Bolognano. Il sindaco Di Bartolomeo recupera gli oggetti trovati in una grotta: «Saranno esposti»
BOLOGNANO. Macine, asce, conchiglie ornamentali, falcetti, lamette di selce, antiche ceramiche. Utensili risalenti all'età delle pietra e del bronzo, rinvenuti soprattutto negli scavi nella Grotta dei piccioni, di Bolognano, a partire dal 1870, che per anni sono rimasti impacchettati in alcuni dei 71 scatoloni giacenti nei depositi della Soprintendenza archeologica, a Chieti.

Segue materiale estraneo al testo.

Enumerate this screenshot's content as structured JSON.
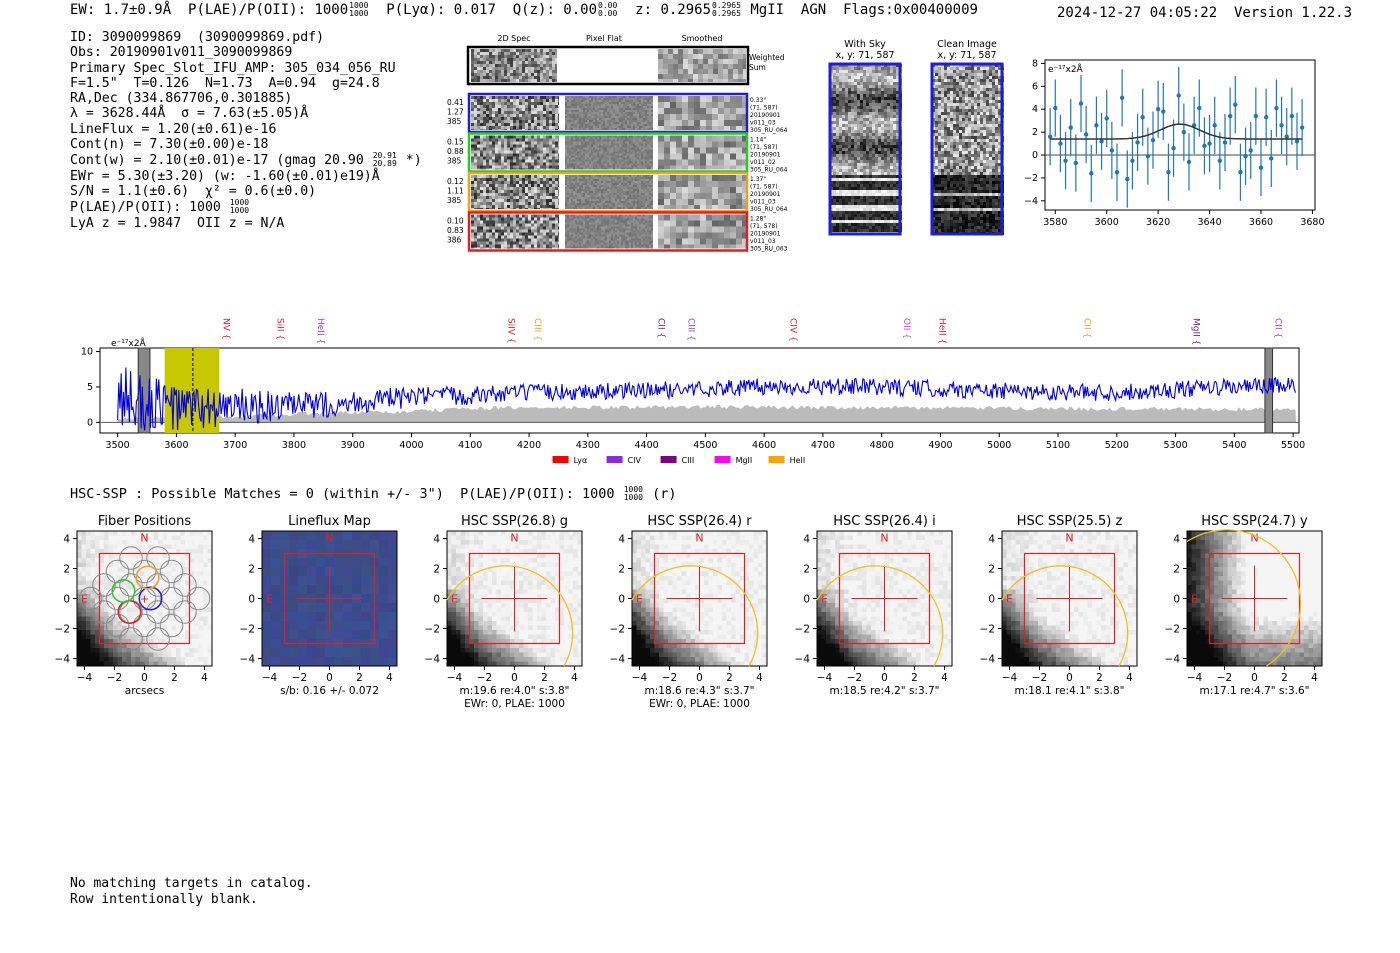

Attraverso una serie di ricerche d'archivio, durate un anno e mezzo, il sindaco Guido Di Bartolomeo, ha rintracciato il prezioso patrimonio del Neolitico, è andato a riprenderselo a Chieti e tra meno di un anno sarà esposto al pubblico nel museo in fase di allestimento nell'ex municipio di via Marconi, a Bolognano. I pezzi si trovano in quella sede supersorvegliata con sistemi di allarme di nuova generazione e lì resteranno per essere ammirati da cittadini e turisti.
L'apertura del museo è prevista prima dell'estate: è attesa la firma della convenzione tra la Soprintendenza e il Comune di Bolognano. «I reperti archeologici rinvenuti soprattutto in uno dei siti più importanti del nostro territorio, la Grotta dei piccioni, risalenti al Neolitico, finalmente sono tornati a Bolognano», annuncia Di Bartolomeo, «dopo essere stati custoditi per anni nei locali della Soprintendenza archeologica teatina». «L’accettazione della mia istanza avvenne già oltre un anno fa», ripercorre il sindaco, «e dopo il disbrigo delle relative pratiche burocratiche qualche giorno fa, alla presenza dell’archeologa Anna Dionisio, abbiamo preso in consegna ben 26 contenitori con oggetti storici, a cui se ne sono aggiunti ulteriori 45 con reperti recuperati nei territori di Abbateggio e Roccamorice, perlopiù fossili ed utensili, che saranno conservati a Bolognano. Delle numerose scoperte della Grotta dei piccioni, fanno parte oggetti in ceramiche antiche ma anche macine, asce, conchiglie ornamentali, falcetti e lamette di selce».
«La stagione degli scavi», conclude il sindaco, «fu inaugurata nel lontano 1870 e tutti i rinvenimenti, dalle prime fasi dell’età della pietra fino all’età del bronzo, sono rimasti finora invisibili. Auspico di poter presto renderli noti per fini storici e didattici. La volontà è quella di valorizzare l’identità culturale del territorio e di dar vita ad una realtà museale che sappia rispondere alle esigenze della domanda turistica sempre più attratta dal legame tra i luoghi ed il loro patrimonio storico e artistico». (c.co.)